# Duty free store in Tel Aviv



## jkim05 (Feb 26, 2007)

So I was heading back home from Ben Gurion Airport in Tel Aviv and I stopped in at the Duty Free store...here are some pics of their walk in.




























I wish had more money...the prices were incredible. Unfortunately with my limited budget and lack of experience I didn't want to get taken down on something I'd regret, but I did pick up a box of Por Larranaga Panatelas for 50 USD. Is that a good deal?

Enjoy the pics.


----------



## onlyonerm (Mar 18, 2006)

A very fair price on those. A good morning smoke when you don't have to much time.


----------



## JCK (Nov 9, 2006)

Now that is a candy store !


----------



## RPB67 (Mar 26, 2005)

$50.00 is a great price on those.

They are an excellent cigar for morning or lunch. Nice humi pictures there.


----------



## Boston_Dude05 (Oct 10, 2006)

:dr:dr I assume they are a trusted source, LCDH?


----------



## 68TriShield (May 15, 2006)

Self control would have been mission impossible for me Jeremy...


----------



## wij (May 25, 2006)

Oh my. That picture of all the boxes lined up... XXX rated :dr


----------



## Jbailey (Nov 9, 2006)

Great pictures! There is no way I could control myself in there.


----------



## ATLHARP (May 3, 2005)

DAMN nice! Hell did they take Amex? :dr

ATL


----------



## snowy (Nov 22, 2006)

OMG, I need to go change. :ss


----------



## motownflip (Jul 26, 2006)

Excellent pics. Thanks for sharing.


----------



## Ivory Tower (Nov 18, 2005)

Are you going back to get our Middle East Regional Editions when they're released???


----------



## n3uka (Nov 13, 2006)

wow, might need to visit Israel again.

thanks for the pics.


----------



## RJT (Feb 12, 2005)

Great looking store!!!!:tu


----------



## Pete (Feb 27, 2007)

OMFG! What a great humidor! :dr

And a GREAT pickup at that price! Nicely done!


----------



## Woogie (Mar 6, 2007)

Great pics. Way to use self control.
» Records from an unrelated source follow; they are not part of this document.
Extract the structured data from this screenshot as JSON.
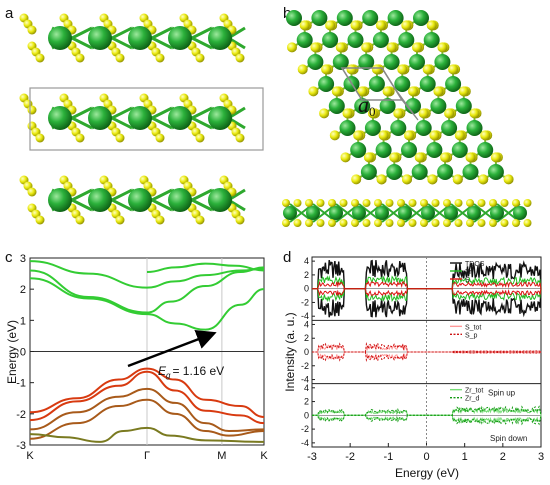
{
  "panels": {
    "a": "a",
    "b": "b",
    "c": "c",
    "d": "d"
  },
  "lattice_label": "a",
  "lattice_label_sub": "0",
  "colors": {
    "zr": "#1f9a2e",
    "s": "#e2e400",
    "bond_zr": "#2a9a2a",
    "frame": "#a0a0a0",
    "arrow": "#000000",
    "band_green": "#33cc33",
    "band_red": "#d83a10",
    "band_brown": "#a85a1a",
    "band_olive": "#7a7a20"
  },
  "chart_data": [
    {
      "panel": "c",
      "type": "line",
      "ylabel": "Energy (eV)",
      "xticks": [
        "K",
        "Γ",
        "M",
        "K"
      ],
      "ylim": [
        -3,
        3
      ],
      "yticks": [
        "3",
        "2",
        "1",
        "0",
        "-1",
        "-2",
        "-3"
      ],
      "fermi_level": 0,
      "annotation": {
        "text": "= 1.16 eV",
        "symbol": "E",
        "subscript": "g",
        "value_ev": 1.16
      },
      "series": [
        {
          "color": "green",
          "points": [
            [
              0,
              2.9
            ],
            [
              0.25,
              2.5
            ],
            [
              0.5,
              2.05
            ],
            [
              0.62,
              2.25
            ],
            [
              0.75,
              2.45
            ],
            [
              0.9,
              2.6
            ],
            [
              1.0,
              2.65
            ]
          ]
        },
        {
          "color": "green",
          "points": [
            [
              0,
              2.6
            ],
            [
              0.25,
              1.75
            ],
            [
              0.5,
              1.25
            ],
            [
              0.6,
              1.6
            ],
            [
              0.75,
              2.1
            ],
            [
              0.9,
              2.55
            ],
            [
              1.0,
              2.7
            ]
          ]
        },
        {
          "color": "green",
          "points": [
            [
              0,
              2.35
            ],
            [
              0.25,
              1.7
            ],
            [
              0.5,
              1.2
            ],
            [
              0.62,
              0.9
            ],
            [
              0.75,
              0.7
            ],
            [
              0.9,
              1.5
            ],
            [
              1.0,
              2.0
            ]
          ]
        },
        {
          "color": "green",
          "points": [
            [
              0.5,
              2.55
            ],
            [
              0.62,
              2.7
            ],
            [
              0.75,
              2.82
            ],
            [
              0.88,
              2.75
            ],
            [
              1.0,
              2.6
            ]
          ]
        },
        {
          "color": "red",
          "points": [
            [
              0,
              -1.95
            ],
            [
              0.2,
              -1.5
            ],
            [
              0.38,
              -0.9
            ],
            [
              0.5,
              -0.55
            ],
            [
              0.62,
              -0.9
            ],
            [
              0.75,
              -1.55
            ],
            [
              0.9,
              -1.75
            ],
            [
              1.0,
              -2.1
            ]
          ]
        },
        {
          "color": "red",
          "points": [
            [
              0,
              -2.2
            ],
            [
              0.2,
              -1.6
            ],
            [
              0.38,
              -1.1
            ],
            [
              0.5,
              -0.65
            ],
            [
              0.62,
              -1.25
            ],
            [
              0.75,
              -1.9
            ],
            [
              0.9,
              -2.05
            ],
            [
              1.0,
              -2.3
            ]
          ]
        },
        {
          "color": "brown",
          "points": [
            [
              0,
              -2.5
            ],
            [
              0.2,
              -1.95
            ],
            [
              0.38,
              -1.45
            ],
            [
              0.5,
              -1.2
            ],
            [
              0.62,
              -1.65
            ],
            [
              0.75,
              -2.3
            ],
            [
              0.85,
              -2.55
            ],
            [
              1.0,
              -2.5
            ]
          ]
        },
        {
          "color": "brown",
          "points": [
            [
              0,
              -2.8
            ],
            [
              0.2,
              -2.3
            ],
            [
              0.38,
              -1.75
            ],
            [
              0.5,
              -1.55
            ],
            [
              0.62,
              -2.0
            ],
            [
              0.75,
              -2.55
            ],
            [
              0.85,
              -2.7
            ],
            [
              1.0,
              -2.55
            ]
          ]
        },
        {
          "color": "olive",
          "points": [
            [
              0,
              -2.65
            ],
            [
              0.15,
              -2.75
            ],
            [
              0.3,
              -2.9
            ],
            [
              0.4,
              -2.55
            ],
            [
              0.5,
              -2.45
            ],
            [
              0.6,
              -2.7
            ],
            [
              0.75,
              -2.85
            ],
            [
              1.0,
              -2.9
            ]
          ]
        }
      ]
    },
    {
      "panel": "d",
      "type": "line",
      "xlabel": "Energy (eV)",
      "ylabel": "Intensity (a. u.)",
      "xlim": [
        -3,
        3
      ],
      "xticks": [
        "-3",
        "-2",
        "-1",
        "0",
        "1",
        "2",
        "3"
      ],
      "subplots": [
        {
          "yticks": [
            "4",
            "2",
            "0",
            "-2",
            "-4"
          ],
          "legend": [
            "TDOS",
            "Zr",
            "S"
          ],
          "legend_colors": [
            "#111111",
            "#22bb22",
            "#dd1111"
          ]
        },
        {
          "yticks": [
            "4",
            "2",
            "0",
            "-2",
            "-4"
          ],
          "legend": [
            "S_tot",
            "S_p"
          ],
          "legend_colors": [
            "#ff9999",
            "#cc1111"
          ]
        },
        {
          "yticks": [
            "4",
            "2",
            "0",
            "-2",
            "-4"
          ],
          "legend": [
            "Zr_tot",
            "Zr_d"
          ],
          "legend_colors": [
            "#77dd77",
            "#119911"
          ],
          "annotations": [
            "Spin up",
            "Spin down"
          ]
        }
      ]
    }
  ]
}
I would have maxed out my credit card.


----------



## trogdor | the burninator (Jan 4, 2007)

i remember stopping by there about a year or two ago. didn't pick anything up, cuz i knew nothing...NOTHING...but i'm looking forward to future visits. if i recall, the duty free cigar store is right across from the duty free's scotch selection.


----------



## jkim05 (Feb 26, 2007)

yep, and there's free samples in the scotch area...


----------



## trogdor | the burninator (Jan 4, 2007)

jkim05 said:


> yep, and there's free samples in the scotch area...
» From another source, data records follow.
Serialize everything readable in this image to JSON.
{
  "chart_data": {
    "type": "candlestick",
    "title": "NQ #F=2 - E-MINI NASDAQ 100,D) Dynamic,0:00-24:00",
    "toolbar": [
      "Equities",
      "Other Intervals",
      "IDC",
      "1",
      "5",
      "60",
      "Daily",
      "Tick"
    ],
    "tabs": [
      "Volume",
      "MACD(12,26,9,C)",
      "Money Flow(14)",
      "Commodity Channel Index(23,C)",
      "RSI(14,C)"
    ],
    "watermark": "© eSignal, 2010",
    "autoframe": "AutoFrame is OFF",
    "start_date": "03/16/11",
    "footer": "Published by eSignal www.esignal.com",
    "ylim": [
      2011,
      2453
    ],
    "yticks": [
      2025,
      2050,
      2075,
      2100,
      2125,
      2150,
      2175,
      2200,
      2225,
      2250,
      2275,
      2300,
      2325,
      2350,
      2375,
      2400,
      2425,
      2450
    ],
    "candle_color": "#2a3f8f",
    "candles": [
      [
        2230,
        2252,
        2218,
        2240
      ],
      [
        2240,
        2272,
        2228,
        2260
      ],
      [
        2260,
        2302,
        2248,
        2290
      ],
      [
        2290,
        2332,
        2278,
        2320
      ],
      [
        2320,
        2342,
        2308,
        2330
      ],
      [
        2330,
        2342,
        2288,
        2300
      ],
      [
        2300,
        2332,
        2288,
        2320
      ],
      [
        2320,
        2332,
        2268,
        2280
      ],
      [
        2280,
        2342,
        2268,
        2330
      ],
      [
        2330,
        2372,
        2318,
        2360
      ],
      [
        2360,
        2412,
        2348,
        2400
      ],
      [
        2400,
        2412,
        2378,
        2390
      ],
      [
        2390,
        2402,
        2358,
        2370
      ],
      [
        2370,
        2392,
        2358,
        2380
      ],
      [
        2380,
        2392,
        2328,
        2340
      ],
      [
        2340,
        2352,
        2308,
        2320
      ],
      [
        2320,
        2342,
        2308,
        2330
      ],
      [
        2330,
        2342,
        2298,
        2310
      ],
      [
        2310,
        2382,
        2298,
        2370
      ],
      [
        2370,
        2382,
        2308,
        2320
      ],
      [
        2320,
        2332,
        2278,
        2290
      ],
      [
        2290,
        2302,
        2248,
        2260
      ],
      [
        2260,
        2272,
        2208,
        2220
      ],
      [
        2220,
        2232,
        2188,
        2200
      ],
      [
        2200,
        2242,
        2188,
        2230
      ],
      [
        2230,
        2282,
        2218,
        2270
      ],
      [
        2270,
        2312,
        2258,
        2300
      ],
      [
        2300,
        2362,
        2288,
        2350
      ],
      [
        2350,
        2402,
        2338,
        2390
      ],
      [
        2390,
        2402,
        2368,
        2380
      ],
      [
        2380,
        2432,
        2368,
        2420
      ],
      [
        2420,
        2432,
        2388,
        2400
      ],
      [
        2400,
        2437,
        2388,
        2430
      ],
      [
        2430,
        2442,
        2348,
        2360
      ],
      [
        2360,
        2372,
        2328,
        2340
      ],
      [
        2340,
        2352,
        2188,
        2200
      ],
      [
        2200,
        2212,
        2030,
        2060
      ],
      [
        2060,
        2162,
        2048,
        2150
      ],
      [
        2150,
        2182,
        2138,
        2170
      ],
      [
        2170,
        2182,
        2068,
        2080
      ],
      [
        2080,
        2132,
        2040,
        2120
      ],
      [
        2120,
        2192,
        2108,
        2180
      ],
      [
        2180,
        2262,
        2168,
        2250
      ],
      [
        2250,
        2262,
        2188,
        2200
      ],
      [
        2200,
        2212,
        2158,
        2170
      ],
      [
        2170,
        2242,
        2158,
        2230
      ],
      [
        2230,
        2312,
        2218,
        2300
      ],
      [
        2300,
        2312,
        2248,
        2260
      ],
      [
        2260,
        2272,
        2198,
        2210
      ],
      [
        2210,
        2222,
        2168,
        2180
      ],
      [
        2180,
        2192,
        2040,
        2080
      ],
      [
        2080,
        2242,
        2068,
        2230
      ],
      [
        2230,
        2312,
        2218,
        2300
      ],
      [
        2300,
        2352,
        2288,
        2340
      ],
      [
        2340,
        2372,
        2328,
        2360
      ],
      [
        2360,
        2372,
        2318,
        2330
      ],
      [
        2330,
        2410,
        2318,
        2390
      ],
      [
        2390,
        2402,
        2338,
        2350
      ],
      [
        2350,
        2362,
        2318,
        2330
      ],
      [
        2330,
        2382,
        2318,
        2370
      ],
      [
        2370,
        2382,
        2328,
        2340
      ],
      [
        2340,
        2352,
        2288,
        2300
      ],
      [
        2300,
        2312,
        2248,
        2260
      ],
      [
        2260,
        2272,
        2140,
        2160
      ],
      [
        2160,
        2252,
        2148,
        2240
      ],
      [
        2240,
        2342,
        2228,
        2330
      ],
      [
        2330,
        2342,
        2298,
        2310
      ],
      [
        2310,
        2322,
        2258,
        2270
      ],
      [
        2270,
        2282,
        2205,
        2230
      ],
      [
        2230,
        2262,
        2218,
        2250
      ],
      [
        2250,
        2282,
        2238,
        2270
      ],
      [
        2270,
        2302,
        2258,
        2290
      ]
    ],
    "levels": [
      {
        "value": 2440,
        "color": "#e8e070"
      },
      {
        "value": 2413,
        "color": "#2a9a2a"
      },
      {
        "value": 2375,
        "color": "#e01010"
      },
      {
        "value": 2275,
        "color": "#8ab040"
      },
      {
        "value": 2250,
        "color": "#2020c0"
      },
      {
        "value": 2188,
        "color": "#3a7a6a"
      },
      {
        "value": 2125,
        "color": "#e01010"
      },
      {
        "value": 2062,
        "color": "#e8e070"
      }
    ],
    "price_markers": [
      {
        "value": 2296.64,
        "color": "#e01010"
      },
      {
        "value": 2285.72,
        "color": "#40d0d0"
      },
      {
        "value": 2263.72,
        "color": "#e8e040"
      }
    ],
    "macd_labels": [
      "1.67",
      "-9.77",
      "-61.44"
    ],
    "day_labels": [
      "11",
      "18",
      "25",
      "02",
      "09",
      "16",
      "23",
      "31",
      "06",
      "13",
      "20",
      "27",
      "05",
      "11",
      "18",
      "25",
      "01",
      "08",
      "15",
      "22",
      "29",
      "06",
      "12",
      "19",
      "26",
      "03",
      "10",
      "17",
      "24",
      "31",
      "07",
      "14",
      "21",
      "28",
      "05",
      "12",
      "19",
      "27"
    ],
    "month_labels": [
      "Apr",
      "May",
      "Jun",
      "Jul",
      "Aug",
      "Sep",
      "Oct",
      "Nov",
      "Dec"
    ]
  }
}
yes! i'm gonna have to snatch my company's project in israel. minus the bombings, israel is awesome


----------



## dvickery (Jan 1, 2000)

from the "Brother is going to Israel and Germany next month... " thread i klik on a shortcut to this thread.
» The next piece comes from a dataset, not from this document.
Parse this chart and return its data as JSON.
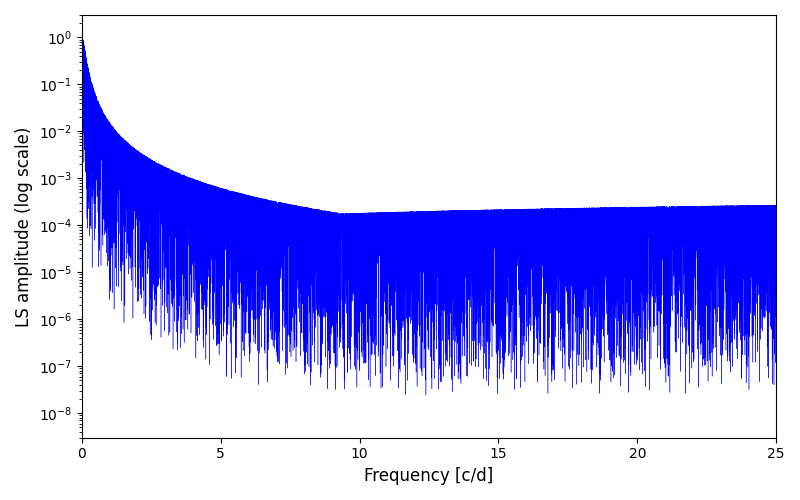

jkim05...my apoligies for not reading this thread last summer...i was in mexico the week it was posted.

now...why post???

on the far right in the first pic...and easier to see in the third pic.
with the boxes just to the left of the old mans moustach.

see it yet???a dress box of cohibas.

honestly if i saw these in a cigar store i would most likely begin to hyperventilate...to the best of my knowledge dress boxes of cohibas havnt been made/sold since about '92.

here is a pic of some '91 coronas especials...just to help find the box i speak of in the lcdh photo(like i said look to the left of the old mans moustach in the third pic).

on my way to tel aviv 
derrek


----------



## SmokinApe (Jun 20, 2007)

Great pictures!


----------



## lenguamor (Nov 23, 2006)

Oh, my goodness gracious.



I'll be in my bunk.


----------